Pour s'assurer que personne "ne triche", le Vice-Premier ministre, Dan Kersch a annoncé des "opérations coup de poing" qui seront menées par la police grand-ducale dès que la nouvelle loi Covid sera entrée en vigueur.

Dans ce contexte, les représentants du gouvernement ont annoncé que le montant des amendes en cas de non-respect des règles passera de 4.000 à 6.000 euros pour les organisateurs. "Il faudra vendre beaucoup de bière pour couvrir la contravention" a lâché Paulette Lenert.

Dès l'entrée en vigueur de la nouvelle loi Covid, il faudra donc se munir d'une preuve de test PCR, d'un test rapide certifié (pharmacies, hôpitaux), d'un passeport vaccinal complet (2 vaccinations) ou d'une preuve de guérison de Covid pour rester dans les bars et discothèques après minuit.

Si ces nouvelles restrictions compliqueront assurément la vie aux organisateurs du monde de la nuit, elles seront assurément préférées à une fermeture stricte. Dans ce contexte, la ministre de la Santé a assuré que le régime Covid-Check "fonctionnait" mais que les autotests étaient clairement le "maillon faible" du système.

Malgré tout, les autotests ne seront pas abandonnés pour les événements qui ne dépassent pas cet horaire. Considérés comme "utiles" par le gouvernement parce qu'ils donnent "une certaine flexibilité aux organisateurs", ils continueront donc à être utilisés, notamment dans le domaine du sport ou dans l'événementiel.

D'autres restrictions ont également été annoncées dont "l'obligation" de déclarer tout événement dépassant le nombre de dix personnes chez soi.
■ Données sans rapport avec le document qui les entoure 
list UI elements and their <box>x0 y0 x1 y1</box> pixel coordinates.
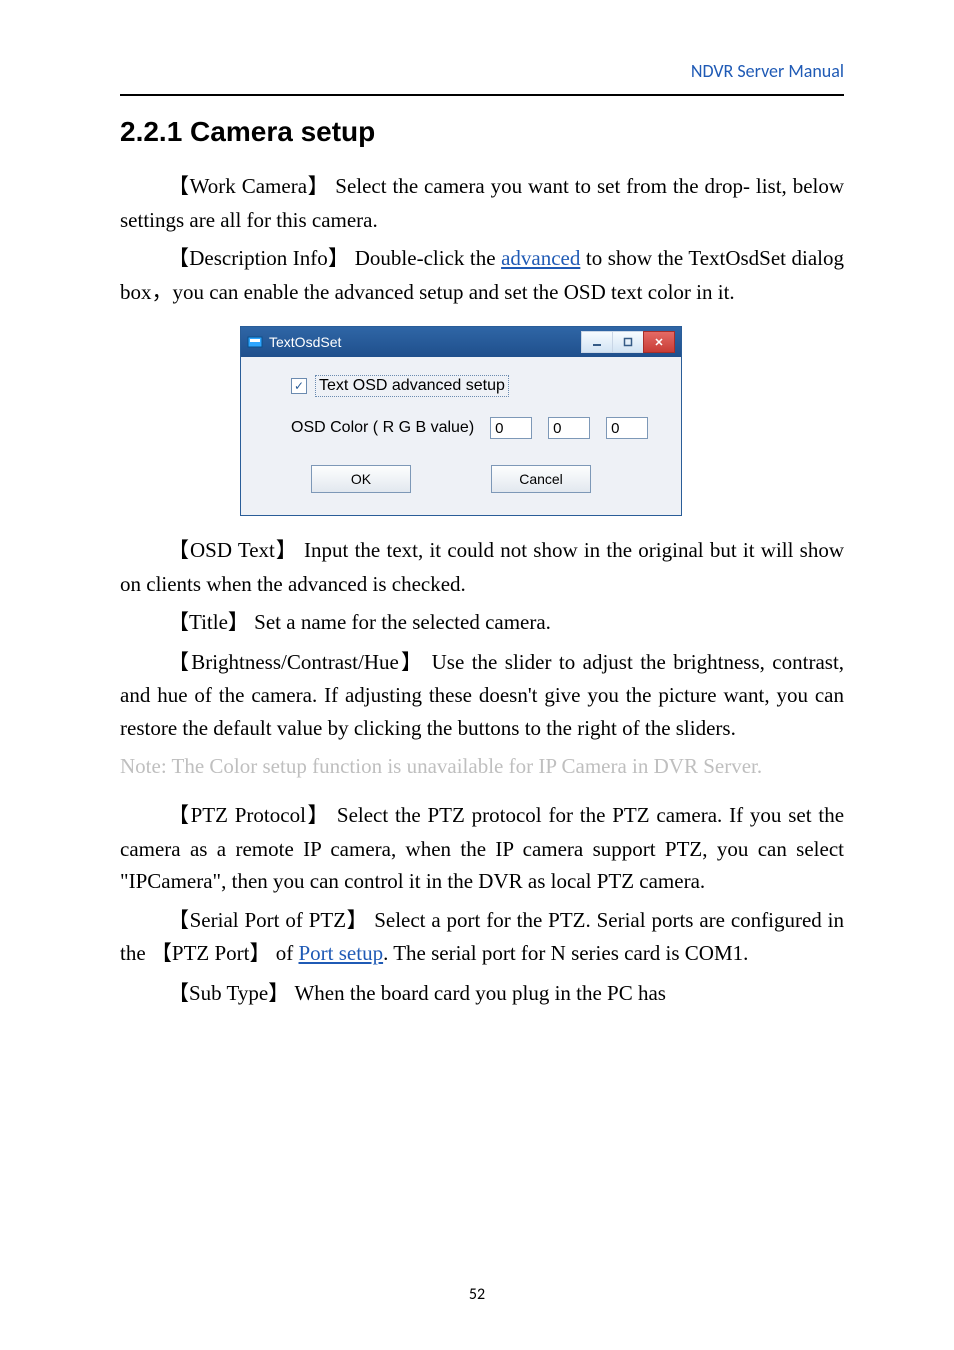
text-desc-1: Double-click the <box>355 246 501 270</box>
text-serial-2: of <box>271 941 299 965</box>
label-work-camera: Work Camera <box>190 174 307 198</box>
label-bch: Brightness/Contrast/Hue <box>191 650 399 674</box>
label-description-info: Description Info <box>189 246 327 270</box>
para-osd-text: 【OSD Text】 Input the text, it could not … <box>120 534 844 600</box>
bracket-close: 】 <box>346 909 368 932</box>
ok-button[interactable]: OK <box>311 465 411 493</box>
text-serial-3: . The serial port for N series card is C… <box>383 941 748 965</box>
link-advanced[interactable]: advanced <box>501 246 580 270</box>
para-title: 【Title】 Set a name for the selected came… <box>120 606 844 640</box>
text-title: Set a name for the selected camera. <box>254 610 551 634</box>
label-osd-text: OSD Text <box>190 538 275 562</box>
r-input[interactable] <box>490 417 532 439</box>
bracket-open: 【 <box>151 942 172 965</box>
bracket-close: 】 <box>250 942 271 965</box>
maximize-button[interactable] <box>612 331 644 353</box>
bracket-close: 】 <box>275 539 298 562</box>
bracket-open: 【 <box>168 611 189 634</box>
b-input[interactable] <box>606 417 648 439</box>
section-heading: 2.2.1 Camera setup <box>120 116 844 148</box>
minimize-button[interactable] <box>581 331 613 353</box>
para-work-camera: 【Work Camera】 Select the camera you want… <box>120 170 844 236</box>
para-description-info: 【Description Info】 Double-click the adva… <box>120 242 844 308</box>
app-icon <box>247 334 263 350</box>
ok-label: OK <box>351 471 371 487</box>
g-input[interactable] <box>548 417 590 439</box>
label-serial-port: Serial Port of PTZ <box>190 908 346 932</box>
bracket-close: 】 <box>228 611 249 634</box>
rgb-row: OSD Color ( R G B value) <box>291 417 651 439</box>
label-ptz-port: PTZ Port <box>172 941 250 965</box>
bracket-open: 【 <box>168 539 190 562</box>
header-link[interactable]: NDVR Server Manual <box>691 60 844 82</box>
para-bch: 【Brightness/Contrast/Hue】 Use the slider… <box>120 646 844 745</box>
cancel-button[interactable]: Cancel <box>491 465 591 493</box>
dialog-title: TextOsdSet <box>269 334 582 350</box>
bracket-open: 【 <box>168 909 190 932</box>
bracket-open: 【 <box>168 651 191 674</box>
close-button[interactable]: ✕ <box>643 331 675 353</box>
para-sub-type: 【Sub Type】 When the board card you plug … <box>120 977 844 1011</box>
bracket-open: 【 <box>168 982 189 1005</box>
note-color: Note: The Color setup function is unavai… <box>120 750 844 783</box>
advanced-checkbox-label: Text OSD advanced setup <box>315 375 509 397</box>
advanced-checkbox[interactable] <box>291 378 307 394</box>
link-port-setup[interactable]: Port setup <box>299 941 384 965</box>
label-title: Title <box>189 610 228 634</box>
bracket-close: 】 <box>399 651 424 674</box>
bracket-open: 【 <box>168 175 190 198</box>
bracket-close: 】 <box>307 175 329 198</box>
dialog-titlebar[interactable]: TextOsdSet ✕ <box>241 327 681 357</box>
label-sub-type: Sub Type <box>189 981 268 1005</box>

La ministre de la Santé a prévenu que malgré le fait que les policiers "n'entreront pas chez les citoyens, il sera facile de déterminer si quelqu'un a organisé un événement sans le déclarer". 

UNE HAUSSE INDÉNIABLE MAIS... 

RTL

Paulette Lenert photographiée lors de la conférence de presse qui a eu lieu le 8 juillet 2021

La conférence de presse organisée jeudi après-midi a également permis à Paulette Lenert d'évoquer la hausse des infections au Luxembourg. Si elle n'a pas cherché à nier la recrudescence de l'épidémie, elle a insisté sur le fait que la situation restait "calme" dans les hôpitaux et que le nombre de nouvelles infections dans les maisons de retraite étaient "très bas".

Elle a également souligné le fait que plus de 236.000 personnes étaient désormais complètement vaccinées au Luxembourg et que "les objectifs étaient atteints" en termes de vaccination. Elle a d'ailleurs annoncé que les dernières invitations avaient été envoyées mercredi et que "tous les résidents de plus 12 ans devraient avoir été invités".

Une campagne qui devrait encore s'accélérer dans les semaines à venir puisque les cabinets médicaux et les pédiatres seront bientôt autorisés à vacciner contre le coronavirus. De bonnes nouvelles donc, malgré l'inquiétude montante liée au variant Delta qui, comme on le sait depuis quelques jours, est désormais majoritaire au Grand-Duché.